Recently, several friends told me they had been learning some programming basics using Codecademy and they were trying to figure out where to go next and how to apply what they learned in the real world. Even more, they wanted to learn enough to switch careers and become professional programmers and wanted to know if I could help, since I had recently done the same thing on my own in about 9 months.
This guide is for them, but it may be useful to anyone in the same situation.
How should this guide be used?
As someone starting out, there are entirely too many things to learn. While all of those things might be worth learning, you need choose a few things to the exclusion of others. When you are just starting out, your biggest enemy is analysis paralysis. Worrying about which language or tool you should use can fill the hours that you should just be learning something. For the purposes of getting started…
Do not worry if you are learning the right thing or using the right tools… That’s what this guide is for.
This guide will tell you what to learn and roughly how long to spend on each concept before moving on.
What technologies will be covered?
I spoke to the recruiter who got my my job and asked him what I should be teaching new developers looking to get their first programming jobs.
The answer? (in his words)
Javascript, Javascript, Javascript!

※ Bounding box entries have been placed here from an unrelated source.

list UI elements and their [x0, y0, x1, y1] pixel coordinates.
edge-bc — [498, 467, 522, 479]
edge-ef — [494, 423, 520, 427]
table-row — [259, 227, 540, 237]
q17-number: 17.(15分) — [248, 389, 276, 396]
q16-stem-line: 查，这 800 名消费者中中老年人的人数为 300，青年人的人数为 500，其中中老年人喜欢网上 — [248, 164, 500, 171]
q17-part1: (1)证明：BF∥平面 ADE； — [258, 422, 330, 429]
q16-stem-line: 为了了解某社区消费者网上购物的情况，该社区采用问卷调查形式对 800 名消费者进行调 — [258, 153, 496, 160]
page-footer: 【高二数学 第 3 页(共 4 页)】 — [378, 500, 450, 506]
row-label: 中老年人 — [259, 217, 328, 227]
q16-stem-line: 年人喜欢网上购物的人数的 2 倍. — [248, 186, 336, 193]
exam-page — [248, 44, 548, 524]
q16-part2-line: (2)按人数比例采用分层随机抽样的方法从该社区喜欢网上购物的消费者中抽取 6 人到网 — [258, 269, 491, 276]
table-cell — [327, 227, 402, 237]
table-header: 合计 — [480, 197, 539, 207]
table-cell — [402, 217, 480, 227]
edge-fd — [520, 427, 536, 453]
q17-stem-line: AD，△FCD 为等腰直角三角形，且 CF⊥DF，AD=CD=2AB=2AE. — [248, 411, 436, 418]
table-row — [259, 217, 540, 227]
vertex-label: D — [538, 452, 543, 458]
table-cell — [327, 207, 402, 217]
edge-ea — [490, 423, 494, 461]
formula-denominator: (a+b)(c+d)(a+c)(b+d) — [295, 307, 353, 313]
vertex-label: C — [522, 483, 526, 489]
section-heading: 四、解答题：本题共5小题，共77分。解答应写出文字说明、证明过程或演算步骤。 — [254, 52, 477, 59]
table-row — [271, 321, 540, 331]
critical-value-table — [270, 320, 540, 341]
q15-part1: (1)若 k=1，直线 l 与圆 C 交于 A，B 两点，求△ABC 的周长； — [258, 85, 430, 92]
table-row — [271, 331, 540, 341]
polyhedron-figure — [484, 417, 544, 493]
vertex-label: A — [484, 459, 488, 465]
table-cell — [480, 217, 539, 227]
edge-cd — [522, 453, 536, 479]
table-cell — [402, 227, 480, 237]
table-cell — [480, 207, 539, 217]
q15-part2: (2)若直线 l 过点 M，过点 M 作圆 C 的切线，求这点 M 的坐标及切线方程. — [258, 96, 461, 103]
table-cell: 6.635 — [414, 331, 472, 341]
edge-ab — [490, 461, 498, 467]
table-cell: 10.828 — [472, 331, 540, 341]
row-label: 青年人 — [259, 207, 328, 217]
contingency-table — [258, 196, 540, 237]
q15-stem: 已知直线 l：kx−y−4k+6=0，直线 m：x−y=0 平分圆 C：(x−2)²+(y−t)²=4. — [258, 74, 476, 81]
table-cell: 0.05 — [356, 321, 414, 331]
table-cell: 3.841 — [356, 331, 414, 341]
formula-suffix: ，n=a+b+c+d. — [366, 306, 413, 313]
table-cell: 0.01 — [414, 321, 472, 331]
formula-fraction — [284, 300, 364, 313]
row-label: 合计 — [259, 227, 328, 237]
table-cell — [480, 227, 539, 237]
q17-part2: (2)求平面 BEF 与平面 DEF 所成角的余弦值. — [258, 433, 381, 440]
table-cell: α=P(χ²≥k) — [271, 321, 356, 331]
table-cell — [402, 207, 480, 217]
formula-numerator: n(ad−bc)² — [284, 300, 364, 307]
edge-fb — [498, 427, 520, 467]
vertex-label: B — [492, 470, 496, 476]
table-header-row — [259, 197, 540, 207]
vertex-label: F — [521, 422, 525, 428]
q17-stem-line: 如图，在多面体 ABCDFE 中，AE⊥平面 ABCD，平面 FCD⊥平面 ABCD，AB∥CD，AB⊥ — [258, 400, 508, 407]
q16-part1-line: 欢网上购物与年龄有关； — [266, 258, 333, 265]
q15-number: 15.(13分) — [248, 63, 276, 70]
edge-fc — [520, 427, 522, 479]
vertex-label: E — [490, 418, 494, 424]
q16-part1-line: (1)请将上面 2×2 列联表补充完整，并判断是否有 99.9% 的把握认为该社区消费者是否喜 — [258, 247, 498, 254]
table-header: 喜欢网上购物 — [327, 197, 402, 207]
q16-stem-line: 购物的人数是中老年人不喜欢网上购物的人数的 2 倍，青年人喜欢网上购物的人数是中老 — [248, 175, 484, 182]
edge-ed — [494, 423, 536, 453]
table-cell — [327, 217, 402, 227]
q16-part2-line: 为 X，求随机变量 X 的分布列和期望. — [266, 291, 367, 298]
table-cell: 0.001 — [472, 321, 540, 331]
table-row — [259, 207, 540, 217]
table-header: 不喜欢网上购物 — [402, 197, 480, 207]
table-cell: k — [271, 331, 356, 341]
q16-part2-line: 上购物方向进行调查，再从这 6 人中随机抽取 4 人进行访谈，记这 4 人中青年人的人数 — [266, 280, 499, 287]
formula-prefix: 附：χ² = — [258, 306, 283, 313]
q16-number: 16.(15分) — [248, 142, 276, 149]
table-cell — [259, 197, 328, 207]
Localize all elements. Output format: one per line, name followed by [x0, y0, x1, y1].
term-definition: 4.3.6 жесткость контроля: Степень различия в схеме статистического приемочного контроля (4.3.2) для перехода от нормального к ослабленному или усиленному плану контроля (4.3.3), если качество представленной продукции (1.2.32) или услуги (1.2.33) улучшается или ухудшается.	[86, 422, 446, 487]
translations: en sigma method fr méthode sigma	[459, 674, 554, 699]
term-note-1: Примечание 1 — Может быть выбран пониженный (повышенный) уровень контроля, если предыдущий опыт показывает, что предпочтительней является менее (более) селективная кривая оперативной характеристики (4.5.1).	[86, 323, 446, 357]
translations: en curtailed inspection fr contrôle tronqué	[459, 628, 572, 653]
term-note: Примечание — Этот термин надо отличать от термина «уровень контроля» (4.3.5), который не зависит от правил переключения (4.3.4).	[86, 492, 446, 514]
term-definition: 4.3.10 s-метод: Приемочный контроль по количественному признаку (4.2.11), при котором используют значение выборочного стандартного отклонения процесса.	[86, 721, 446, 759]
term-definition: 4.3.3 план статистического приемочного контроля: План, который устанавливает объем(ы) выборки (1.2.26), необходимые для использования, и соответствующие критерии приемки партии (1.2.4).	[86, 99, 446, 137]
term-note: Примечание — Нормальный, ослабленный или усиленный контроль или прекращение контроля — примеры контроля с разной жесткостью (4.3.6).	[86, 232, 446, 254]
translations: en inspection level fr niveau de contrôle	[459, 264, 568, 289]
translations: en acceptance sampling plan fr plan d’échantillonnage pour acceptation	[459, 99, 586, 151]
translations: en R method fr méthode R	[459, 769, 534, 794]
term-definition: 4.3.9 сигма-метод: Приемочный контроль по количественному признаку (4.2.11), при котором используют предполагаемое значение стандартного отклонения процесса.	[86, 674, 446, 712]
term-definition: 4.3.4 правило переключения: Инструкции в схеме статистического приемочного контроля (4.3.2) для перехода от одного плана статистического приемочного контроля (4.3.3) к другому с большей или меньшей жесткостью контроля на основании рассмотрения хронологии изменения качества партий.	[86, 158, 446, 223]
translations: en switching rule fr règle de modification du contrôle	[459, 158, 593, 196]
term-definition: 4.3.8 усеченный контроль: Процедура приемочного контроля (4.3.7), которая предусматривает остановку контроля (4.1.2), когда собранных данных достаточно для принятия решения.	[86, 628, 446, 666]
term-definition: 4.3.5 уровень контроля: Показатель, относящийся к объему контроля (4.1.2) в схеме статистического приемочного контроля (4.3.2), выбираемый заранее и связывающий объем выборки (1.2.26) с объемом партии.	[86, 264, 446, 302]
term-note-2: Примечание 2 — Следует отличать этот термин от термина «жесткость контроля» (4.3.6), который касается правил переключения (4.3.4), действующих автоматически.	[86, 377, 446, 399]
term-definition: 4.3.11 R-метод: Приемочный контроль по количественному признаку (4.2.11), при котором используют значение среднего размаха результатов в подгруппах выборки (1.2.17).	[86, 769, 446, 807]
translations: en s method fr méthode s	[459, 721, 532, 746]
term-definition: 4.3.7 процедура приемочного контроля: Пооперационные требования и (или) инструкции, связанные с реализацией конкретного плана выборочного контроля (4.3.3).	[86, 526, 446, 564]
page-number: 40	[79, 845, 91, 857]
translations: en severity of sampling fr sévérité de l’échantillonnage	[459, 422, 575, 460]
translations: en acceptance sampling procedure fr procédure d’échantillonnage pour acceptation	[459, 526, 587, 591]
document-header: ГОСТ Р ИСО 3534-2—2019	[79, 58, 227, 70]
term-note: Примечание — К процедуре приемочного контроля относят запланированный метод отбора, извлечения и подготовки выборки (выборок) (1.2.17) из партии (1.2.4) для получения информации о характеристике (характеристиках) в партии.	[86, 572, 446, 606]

They should become extremely comfortable with HTML and CSS and be able to code a responsive website and be comfortable using jQuery and a front-end JavaScript framework, such as Angular.js or Ember.
I’m currently leaning toward Ember, so we’re going to focus on that after you have a little experience with CSS and JavaScript.
This is a highly opinionated guide. The purpose is not to give you an understanding of every programming language and framework under the sun, but to give you a clear path toward being a useful programmer who can build cool/useful things.